Palästinenserpräsident Mahmud Abbas versuchte zunächst, den Zorn im Volk zu dämpfen. „Wir haben für den Erfolg der Versöhnung gearbeitet“, sagte er in Ramallah. Nationale Einheit sei die wahre Antwort auf alle Versuche, die durch internationale Gesetze garantierten Rechte der Palästinenser zu verletzen. Aus seiner Umgebung hieß es allerdings auch, man werde alle Kontakte zur Regierung Trump einfrieren.

Die Hamas im Gazastreifen drohte mit einer neuen Intifada und rief für Freitag zu Protesten auf. Palästinensische Aktivisten in der Westbank kündigten für Mittwoch, Donnerstag und Freitag drei „Tage des Zorns“ an. Der palästinensische Vertreter in Großbritannien, Manuel Hassassian, sprach gegenüber der BBC von einem „Todeskuss für die Zweistaatenlösung“ und „einer Kriegserklärung an den Nahen Osten“.

Der türkische Staatspräsident Recep Tayyip Erdogan rief für kommenden Mittwoch die „Organisation für Islamische Zusammenarbeit“ (OIC) in Istanbul zusammen, bei der die Türkei gegenwärtig den Vorsitz führt. Dem Staatenbund mit Sitz in der saudischen Hafenstadt Dschiddah gehören 56 Nationen an. Er versteht sich als wichtigstes Sprachrohr der muslimischen Welt. „Jerusalem ist unsere Ehre, Jerusalem ist unser gemeinsames Anliegen, Jerusalem ist unsere rote Linie“, erklärte Erdogans Sprecher. Der Präsident hatte Israel bereits Anfang der Woche bei einer Rede im Parlament gedroht, die erst vor einem Jahr reparierten diplomatischen Beziehungen wieder zu kappen.

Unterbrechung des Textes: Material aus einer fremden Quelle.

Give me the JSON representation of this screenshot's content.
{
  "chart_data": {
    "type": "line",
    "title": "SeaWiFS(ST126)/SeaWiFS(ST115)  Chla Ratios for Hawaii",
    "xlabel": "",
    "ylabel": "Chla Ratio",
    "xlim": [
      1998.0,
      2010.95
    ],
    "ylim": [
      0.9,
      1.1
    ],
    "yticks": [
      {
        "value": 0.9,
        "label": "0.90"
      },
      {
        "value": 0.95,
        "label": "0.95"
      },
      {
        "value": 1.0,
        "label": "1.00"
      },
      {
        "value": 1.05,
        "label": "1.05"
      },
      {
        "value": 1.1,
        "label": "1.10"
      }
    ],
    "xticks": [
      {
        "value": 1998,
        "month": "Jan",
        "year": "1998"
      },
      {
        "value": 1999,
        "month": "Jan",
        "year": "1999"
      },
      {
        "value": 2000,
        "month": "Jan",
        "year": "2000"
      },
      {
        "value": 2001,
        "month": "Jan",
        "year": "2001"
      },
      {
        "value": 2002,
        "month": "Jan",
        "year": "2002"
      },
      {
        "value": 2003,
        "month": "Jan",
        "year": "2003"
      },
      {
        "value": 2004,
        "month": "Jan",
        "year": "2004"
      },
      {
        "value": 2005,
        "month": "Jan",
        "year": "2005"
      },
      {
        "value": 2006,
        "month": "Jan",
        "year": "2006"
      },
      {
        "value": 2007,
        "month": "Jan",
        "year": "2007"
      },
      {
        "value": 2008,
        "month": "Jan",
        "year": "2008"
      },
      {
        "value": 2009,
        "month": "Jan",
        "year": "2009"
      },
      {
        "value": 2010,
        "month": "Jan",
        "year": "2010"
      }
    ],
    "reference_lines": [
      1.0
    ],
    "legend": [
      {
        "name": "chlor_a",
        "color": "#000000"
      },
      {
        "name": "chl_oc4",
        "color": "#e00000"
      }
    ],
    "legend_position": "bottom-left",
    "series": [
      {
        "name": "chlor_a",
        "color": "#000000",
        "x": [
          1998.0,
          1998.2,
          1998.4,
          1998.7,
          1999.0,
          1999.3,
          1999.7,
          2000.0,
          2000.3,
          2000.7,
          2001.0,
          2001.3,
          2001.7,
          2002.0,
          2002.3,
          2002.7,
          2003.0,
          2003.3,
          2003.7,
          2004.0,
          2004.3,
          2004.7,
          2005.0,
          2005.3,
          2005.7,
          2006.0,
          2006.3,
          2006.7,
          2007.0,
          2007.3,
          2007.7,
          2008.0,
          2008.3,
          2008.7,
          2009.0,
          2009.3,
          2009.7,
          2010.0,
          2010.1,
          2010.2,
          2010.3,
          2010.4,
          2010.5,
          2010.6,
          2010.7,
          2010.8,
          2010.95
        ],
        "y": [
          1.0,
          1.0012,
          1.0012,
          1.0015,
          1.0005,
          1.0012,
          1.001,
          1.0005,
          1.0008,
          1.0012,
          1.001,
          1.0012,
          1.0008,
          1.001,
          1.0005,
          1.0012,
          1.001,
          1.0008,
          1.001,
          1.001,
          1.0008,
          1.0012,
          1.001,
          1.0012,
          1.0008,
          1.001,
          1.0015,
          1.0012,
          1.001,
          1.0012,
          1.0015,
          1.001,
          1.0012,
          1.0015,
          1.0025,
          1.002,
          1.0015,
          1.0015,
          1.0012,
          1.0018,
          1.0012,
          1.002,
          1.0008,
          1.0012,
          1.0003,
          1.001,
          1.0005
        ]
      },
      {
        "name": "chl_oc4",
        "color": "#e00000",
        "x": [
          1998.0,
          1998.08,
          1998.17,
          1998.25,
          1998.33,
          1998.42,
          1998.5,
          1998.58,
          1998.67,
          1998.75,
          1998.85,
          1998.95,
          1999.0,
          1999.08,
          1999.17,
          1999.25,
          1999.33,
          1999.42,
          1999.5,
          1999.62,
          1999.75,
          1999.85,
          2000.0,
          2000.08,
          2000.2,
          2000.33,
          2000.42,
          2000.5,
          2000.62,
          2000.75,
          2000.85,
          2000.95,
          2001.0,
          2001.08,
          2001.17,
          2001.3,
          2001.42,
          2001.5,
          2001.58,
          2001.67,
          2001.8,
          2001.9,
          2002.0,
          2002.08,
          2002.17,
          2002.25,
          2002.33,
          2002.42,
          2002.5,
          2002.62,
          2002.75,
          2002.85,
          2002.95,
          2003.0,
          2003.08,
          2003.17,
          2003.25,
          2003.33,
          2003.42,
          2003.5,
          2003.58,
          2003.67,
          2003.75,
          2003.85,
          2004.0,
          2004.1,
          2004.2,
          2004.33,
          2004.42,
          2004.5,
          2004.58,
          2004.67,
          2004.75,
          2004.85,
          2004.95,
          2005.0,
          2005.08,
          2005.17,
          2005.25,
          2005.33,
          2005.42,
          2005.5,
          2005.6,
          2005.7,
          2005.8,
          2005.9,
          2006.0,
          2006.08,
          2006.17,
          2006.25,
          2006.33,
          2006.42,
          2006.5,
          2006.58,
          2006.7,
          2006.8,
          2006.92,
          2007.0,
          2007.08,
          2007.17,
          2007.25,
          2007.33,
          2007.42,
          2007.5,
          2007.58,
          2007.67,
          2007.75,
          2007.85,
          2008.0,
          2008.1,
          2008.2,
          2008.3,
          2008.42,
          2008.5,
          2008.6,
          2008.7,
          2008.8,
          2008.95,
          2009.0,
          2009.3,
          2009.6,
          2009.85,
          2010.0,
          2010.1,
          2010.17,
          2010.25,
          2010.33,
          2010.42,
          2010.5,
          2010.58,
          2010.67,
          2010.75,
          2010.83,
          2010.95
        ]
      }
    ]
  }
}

Die beiden eingeschworenen US-Gegner in der Region, Iran und Syrien, nahmen kein Blatt vor den Mund. Damaskus wirft Washington vor, es verachte das internationale Recht. Teherans Präsident Hassan Rohani erklärte, die Islamische Republik werde „diese Verletzung von islamischen Heiligtümern“ nicht tolerieren. Die Muslime müsste jetzt vereint zusammenstehen gegen diesen „gigantischen Komplott“.

Saudi-Arabiens König Salman, wichtigster arabischer Verbündeter der USA, nannte die Pläne des Weißen Hauses einen „gefährlichen Schritt, der alle Muslime auf der Welt provoziere“. Das sind harsche Worte, wie es sie aus Riad gegenüber dem Lieblingspräsidenten Donald Trump bisher nicht gegeben hat.

Auch Kirchenoberhäupter in Jerusalem selbst allerdings warnten, Änderungen des Status quo in der Stadt könnten „irreparablen Schaden“ verursachen. Eine Anerkennung Jerusalems als Hauptstadt Israels würde „mehr Hass, Konflikt, Gewalt und Leid in Jerusalem und im Heiligen Land auslösen“, schrieben Patriarchen und Bischöfe von zwölf christlichen Konfessionen in einem gemeinsamen öffentlichen Brief. Gerade vor Weihnachten bitte man den Präsidenten, dabei zu helfen, gemeinsam „einen gerechten Frieden für alle Völker in dieser einzigartigen heiligen Stadt aufzubauen“.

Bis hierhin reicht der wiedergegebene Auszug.